Um 5:30 Uhr klingelt Jasmin Röschs Wecker. Umdrehen, weiterschlafen und sich auf gleitende Arbeitszeiten verlassen liegt bei ihr nicht drin. Die Tiere warten. Nicht immer fiel es Jasmin einfach, sich aufzuraffen: «Ich konnte nicht mehr aufstehen, war extrem müde und habe nichts mehr auf die Reihe bekommen.» Die Diagnose: Depression.
Ich konnte nicht mehr aufstehen, war extrem müde und habe nichts mehr auf die Reihe bekommen.
Rückblickend, erkennt Rösch, habe sie die Arbeit als Bäuerin zu sehr romantisiert.

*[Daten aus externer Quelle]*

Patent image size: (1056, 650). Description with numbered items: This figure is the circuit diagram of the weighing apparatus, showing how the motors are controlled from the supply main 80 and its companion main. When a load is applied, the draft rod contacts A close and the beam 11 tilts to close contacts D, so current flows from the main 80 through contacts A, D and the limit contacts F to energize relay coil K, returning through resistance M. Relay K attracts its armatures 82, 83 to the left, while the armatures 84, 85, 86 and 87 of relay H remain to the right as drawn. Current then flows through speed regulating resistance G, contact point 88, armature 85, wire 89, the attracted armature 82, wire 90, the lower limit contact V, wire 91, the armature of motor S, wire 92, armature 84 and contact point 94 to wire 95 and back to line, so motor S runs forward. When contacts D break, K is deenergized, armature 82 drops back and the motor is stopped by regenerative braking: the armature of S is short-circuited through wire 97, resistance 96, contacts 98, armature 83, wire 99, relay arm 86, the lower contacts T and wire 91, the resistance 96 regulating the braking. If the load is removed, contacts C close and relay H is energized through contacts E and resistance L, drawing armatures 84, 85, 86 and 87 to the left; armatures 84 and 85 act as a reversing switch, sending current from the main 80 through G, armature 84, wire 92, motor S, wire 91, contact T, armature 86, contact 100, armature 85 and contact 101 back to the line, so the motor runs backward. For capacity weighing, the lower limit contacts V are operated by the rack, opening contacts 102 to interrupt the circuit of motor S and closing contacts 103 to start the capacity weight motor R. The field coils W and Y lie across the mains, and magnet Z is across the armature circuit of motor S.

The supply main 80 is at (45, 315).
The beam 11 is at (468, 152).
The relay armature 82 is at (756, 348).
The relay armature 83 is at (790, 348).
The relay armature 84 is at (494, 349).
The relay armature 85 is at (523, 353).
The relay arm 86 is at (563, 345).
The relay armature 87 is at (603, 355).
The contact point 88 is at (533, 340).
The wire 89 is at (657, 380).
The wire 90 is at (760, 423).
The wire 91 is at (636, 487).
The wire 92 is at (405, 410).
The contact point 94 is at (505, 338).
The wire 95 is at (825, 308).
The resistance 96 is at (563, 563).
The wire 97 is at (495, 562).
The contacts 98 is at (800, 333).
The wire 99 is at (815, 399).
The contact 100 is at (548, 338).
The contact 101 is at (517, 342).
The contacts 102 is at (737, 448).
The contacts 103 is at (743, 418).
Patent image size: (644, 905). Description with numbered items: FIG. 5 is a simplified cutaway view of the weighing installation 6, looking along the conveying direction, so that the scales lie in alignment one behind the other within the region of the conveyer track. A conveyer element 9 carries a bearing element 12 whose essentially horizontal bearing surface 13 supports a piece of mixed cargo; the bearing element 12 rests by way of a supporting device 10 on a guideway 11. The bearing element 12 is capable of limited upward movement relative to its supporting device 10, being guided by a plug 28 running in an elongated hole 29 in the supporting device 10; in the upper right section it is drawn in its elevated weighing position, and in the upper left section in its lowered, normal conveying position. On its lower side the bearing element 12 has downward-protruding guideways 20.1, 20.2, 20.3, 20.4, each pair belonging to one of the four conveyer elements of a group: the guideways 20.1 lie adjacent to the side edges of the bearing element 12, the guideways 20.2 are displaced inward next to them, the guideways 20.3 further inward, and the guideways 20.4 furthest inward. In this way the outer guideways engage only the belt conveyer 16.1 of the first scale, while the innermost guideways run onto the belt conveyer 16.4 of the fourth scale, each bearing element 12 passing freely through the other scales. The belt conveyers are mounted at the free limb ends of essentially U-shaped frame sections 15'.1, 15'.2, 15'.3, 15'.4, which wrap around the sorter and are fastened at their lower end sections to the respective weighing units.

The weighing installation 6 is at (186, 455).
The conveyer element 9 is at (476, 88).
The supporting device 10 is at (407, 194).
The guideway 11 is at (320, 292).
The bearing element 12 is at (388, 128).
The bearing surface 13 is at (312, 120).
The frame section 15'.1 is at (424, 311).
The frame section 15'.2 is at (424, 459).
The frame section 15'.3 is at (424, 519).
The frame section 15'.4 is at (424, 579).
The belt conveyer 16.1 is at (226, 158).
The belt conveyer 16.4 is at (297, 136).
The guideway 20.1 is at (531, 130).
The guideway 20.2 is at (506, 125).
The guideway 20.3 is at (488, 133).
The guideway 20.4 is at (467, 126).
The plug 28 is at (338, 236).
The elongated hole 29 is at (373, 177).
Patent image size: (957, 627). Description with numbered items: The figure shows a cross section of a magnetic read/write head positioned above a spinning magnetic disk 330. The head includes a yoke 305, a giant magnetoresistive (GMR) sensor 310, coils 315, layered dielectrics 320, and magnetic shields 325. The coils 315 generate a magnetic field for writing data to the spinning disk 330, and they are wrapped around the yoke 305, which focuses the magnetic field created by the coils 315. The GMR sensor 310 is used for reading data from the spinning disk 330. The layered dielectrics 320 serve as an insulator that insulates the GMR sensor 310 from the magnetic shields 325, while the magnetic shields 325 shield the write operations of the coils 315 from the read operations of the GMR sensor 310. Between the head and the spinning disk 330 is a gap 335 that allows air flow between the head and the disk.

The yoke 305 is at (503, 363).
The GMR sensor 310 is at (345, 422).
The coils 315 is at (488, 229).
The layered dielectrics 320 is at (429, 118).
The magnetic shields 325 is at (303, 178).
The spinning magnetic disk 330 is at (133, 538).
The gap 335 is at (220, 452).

Vor drei Jahren hatte sie gemeinsam mit ihrem Ehemann den Hof seiner Eltern übernommen, inklusive Startschwierigkeiten: schlechtes Wetter zerstörte das Gemüse auf dem Hof und überhaupt musste das Anwesen erst auf Vordermann gebracht werden.
So wie Jasmin Rösch geht es vielen Landwirten und Landwirtinnen. Doppelt so häufig leiden sie an Burnout und Depression als der Rest der Bevölkerung – rund zwölf Prozent. Dies ergab eine Studie des Kompetenzzentrums des Bundes für landwirtschaftliche Forschung «Agroscope» bereits 2017. Auch jetzt, Jahre nach der Veröffentlichung der Studie, bestätigen der Schweizer Bauernverband sowie der Schweizerische Bäuerinnen- und Landfrauenverband die Dringlichkeit des Problems.
Mehrfachbelastung als Ursache
Die Gründe sind vielfältig, wie eine Onlineumfrage der Ostschweizer Fachhochschule OST aus dem Jahr 2021 zeigt: Finanzielle Probleme im Betrieb, wie Schulden und der gesellschaftliche Druck beschäftigt viele. Auch das Einhalten rechtlicher Vorschriften, administrative Aufgaben sowie Konflikte aufgrund der engen Verflechtung von Arbeit und Familie wurden unter anderem als belastend angegeben.
Laut Monika Lorez-Meuli, Projektmitglied «Burnout Prävention in der Landwirtschaft» der Ostschweizer Fachhochschule, seien es meist mehrere der genannten Faktoren, welche die psychische Gesundheit beeinflussen und das «Fass zum Überlaufen bringen» (siehe Infobox).
Ältere Bauern und Bäuerinnen haben früher häufig nicht wirklich gelernt, über solche Themen zu reden.
Falsche Resilienz
Nur schon über psychische Befindlichkeiten zu reden, sei in der Landwirtschaft nicht immer einfach, erzählt Betriebsleiterin Jasmin Rösch. Eine Gefühlsblindheit, getragen von den älteren Generationen, schwinge stetig mit.
Auch Monika Lorez-Meuli bestätigt, dass die jüngere Generation offener bezüglich der eigenen mentalen Gesundheit ist: «Ältere Bauern und Bäuerinnen haben früher häufig nicht wirklich gelernt, über solche Themen zu reden. Ich denke, heute ist man sich dem schon viel bewusster und lernt teilweise bei der Ausbildung eine gewisse Sensibilität dem Thema gegenüber.»
Es ist in den Köpfen der Menschen, dass der Bauer einfach viel arbeitet. Es ist egal, wie es ihm geht, es ist egal welches Wetter ist.
Für Jasmin Rösch ist dies aber nur der Anfang: «Es braucht auch Menschen aus der Landwirtschaft, die offen über Befindlichkeiten reden. Es ist in den Köpfen der Menschen, dass der Bauer einfach viel arbeitet. Es ist egal, wie es ihm geht, es ist egal, welches Wetter ist. Es wird oft der Eindruck vermittelt, dass es in Bauernkreisen keine psychischen Probleme gibt.»